Abstract Machine learning models are increasingly being used to estimate ‘brain age’ from neuroimaging data. The gap between chronological age and the estimated brain age (BAG) is potentially a measure of accelerated/resilient brain aging, and we estimated BAG based on an elastic net regression approach. Here, we report associations between this brain age measure and plasma protein levels (measured using an aptamer-based proteomic platform) in the Atherosclerosis Risk in Communities (ARIC) Study to determine whether BAG was associated with proteins linked to biologic aging.

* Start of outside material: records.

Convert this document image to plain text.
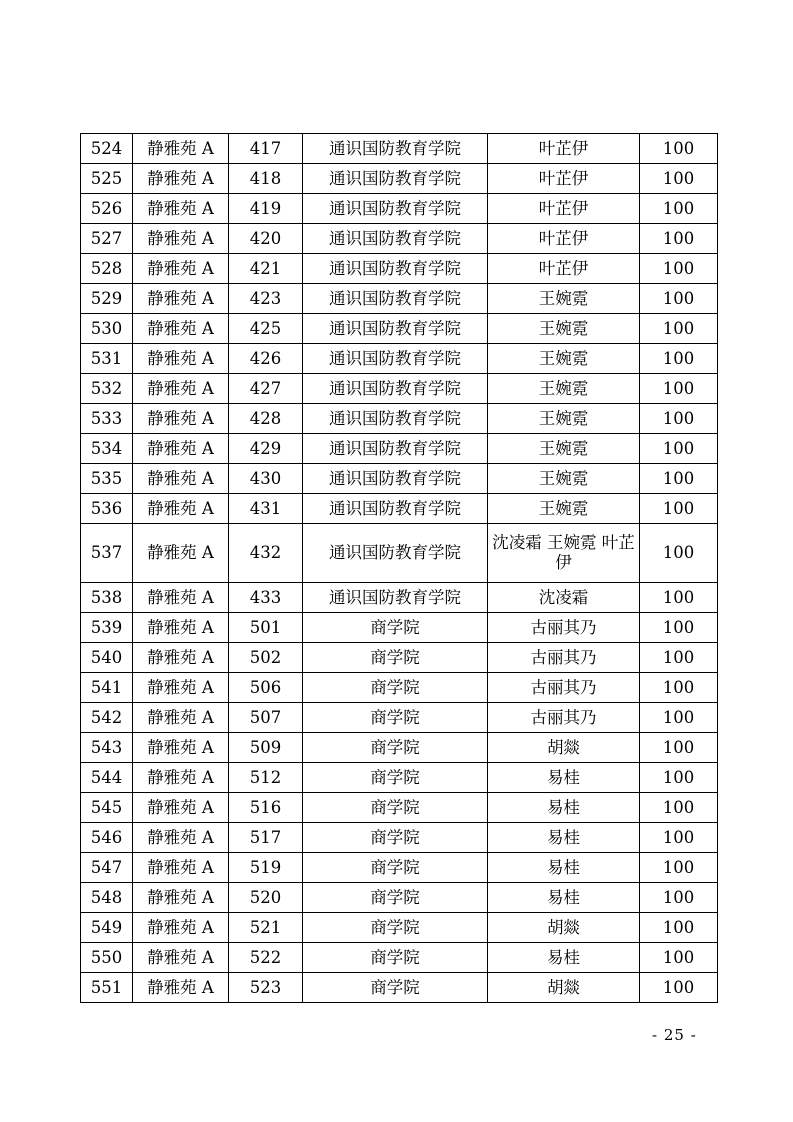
524	静雅苑 A	417	通识国防教育学院	叶芷伊	100
525	静雅苑 A	418	通识国防教育学院	叶芷伊	100
526	静雅苑 A	419	通识国防教育学院	叶芷伊	100
527	静雅苑 A	420	通识国防教育学院	叶芷伊	100
528	静雅苑 A	421	通识国防教育学院	叶芷伊	100
529	静雅苑 A	423	通识国防教育学院	王婉霓	100
530	静雅苑 A	425	通识国防教育学院	王婉霓	100
531	静雅苑 A	426	通识国防教育学院	王婉霓	100
532	静雅苑 A	427	通识国防教育学院	王婉霓	100
533	静雅苑 A	428	通识国防教育学院	王婉霓	100
534	静雅苑 A	429	通识国防教育学院	王婉霓	100
535	静雅苑 A	430	通识国防教育学院	王婉霓	100
536	静雅苑 A	431	通识国防教育学院	王婉霓	100
537	静雅苑 A	432	通识国防教育学院	沈凌霜 王婉霓 叶芷伊	100
538	静雅苑 A	433	通识国防教育学院	沈凌霜	100
539	静雅苑 A	501	商学院	古丽其乃	100
540	静雅苑 A	502	商学院	古丽其乃	100
541	静雅苑 A	506	商学院	古丽其乃	100
542	静雅苑 A	507	商学院	古丽其乃	100
543	静雅苑 A	509	商学院	胡燚	100
544	静雅苑 A	512	商学院	易桂	100
545	静雅苑 A	516	商学院	易桂	100
546	静雅苑 A	517	商学院	易桂	100
547	静雅苑 A	519	商学院	易桂	100
548	静雅苑 A	520	商学院	易桂	100
549	静雅苑 A	521	商学院	胡燚	100
550	静雅苑 A	522	商学院	易桂	100
551	静雅苑 A	523	商学院	胡燚	100
- 25 -
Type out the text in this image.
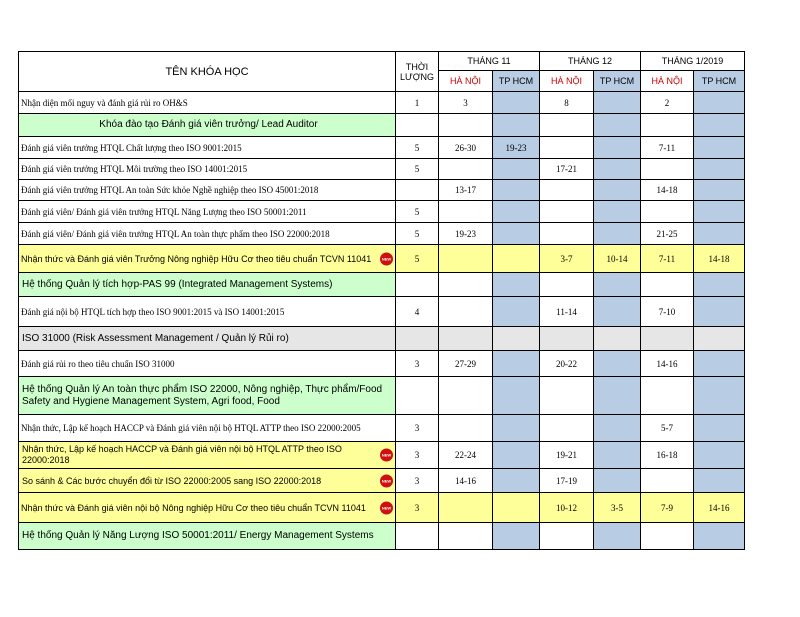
TÊN KHÓA HỌC	THỜI LƯỢNG	THÁNG 11		THÁNG 12		THÁNG 1/2019	
		HÀ NỘI	TP HCM	HÀ NỘI	TP HCM	HÀ NỘI	TP HCM
Nhận diện mối nguy và đánh giá rủi ro OH&S	1	3		8		2	
Khóa đào tạo Đánh giá viên trưởng/ Lead Auditor							
Đánh giá viên trưởng HTQL Chất lượng theo ISO 9001:2015	5	26-30	19-23			7-11	
Đánh giá viên trưởng HTQL Môi trường theo ISO 14001:2015	5			17-21			
Đánh giá viên trưởng HTQL An toàn Sức khỏe Nghề nghiệp theo ISO 45001:2018		13-17				14-18	
Đánh giá viên/ Đánh giá viên trưởng HTQL Năng Lượng theo ISO 50001:2011	5						
Đánh giá viên/ Đánh giá viên trưởng HTQL An toàn thực phẩm theo ISO 22000:2018	5	19-23				21-25	
Nhận thức và Đánh giá viên Trưởng Nông nghiệp Hữu Cơ theo tiêu chuẩn TCVN 11041 NEW	5			3-7	10-14	7-11	14-18
Hệ thống Quản lý tích hợp-PAS 99 (Integrated Management Systems)							
Đánh giá nội bộ HTQL tích hợp theo ISO 9001:2015 và ISO 14001:2015	4			11-14		7-10	
ISO 31000 (Risk Assessment Management / Quản lý Rủi ro)							
Đánh giá rủi ro theo tiêu chuẩn ISO 31000	3	27-29		20-22		14-16	
Hệ thống Quản lý An toàn thực phẩm ISO 22000, Nông nghiệp, Thực phẩm/Food Safety and Hygiene Management System, Agri food, Food							
Nhận thức, Lập kế hoạch HACCP và Đánh giá viên nội bộ HTQL ATTP theo ISO 22000:2005	3					5-7	
Nhận thức, Lập kế hoạch HACCP và Đánh giá viên nội bộ HTQL ATTP theo ISO 22000:2018 NEW	3	22-24		19-21		16-18	
So sánh & Các bước chuyển đổi từ ISO 22000:2005 sang ISO 22000:2018 NEW	3	14-16		17-19			
Nhận thức và Đánh giá viên nội bộ Nông nghiệp Hữu Cơ theo tiêu chuẩn TCVN 11041 NEW	3			10-12	3-5	7-9	14-16
Hệ thống Quản lý Năng Lượng ISO 50001:2011/ Energy Management Systems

We used brain MRI scans from 1507 ARIC visit 5 participants: 938 were Cognitively Normal (CN), 495 had mild cognitive impairment (MCI) and 74 had dementia. The proteomic dataset contains 4877 plasma proteins in these same individuals. We fitted univariate linear regression models adjusting for age, race, smoking, education, sex, diabetes, hypertension and intra-cranial volume. A Bonferroni correction was applied to account for multiple testing to maintain an analysis-wise α=0.05. In total 31 proteins were significantly associated with BAG. Among these SEVP1, GDF-15, pleiotrophin, MMP7, Natriuretic-peptides and Hsp70 were found to be associated with accelerated BAG, whereas EGF-receptor, mast/stem-cell-growth-factor-receptor (KIT), Coagulation-factor-VII and cGMP-dependent-protein-kinase-1 were associated to resilient BAG. The analysis based only on CN participants produced 3 significant proteins: retinoblastoma-2 and SEVP1, which were associated with accelerated BAG and Coagulation-factor-VII, which was associated to resilient BAG. These results suggest circulating proteins implicated in biological aging, cellular senescence, angiogenesis and coagulation are associated with a neuroimaging measure of accelerated brain aging.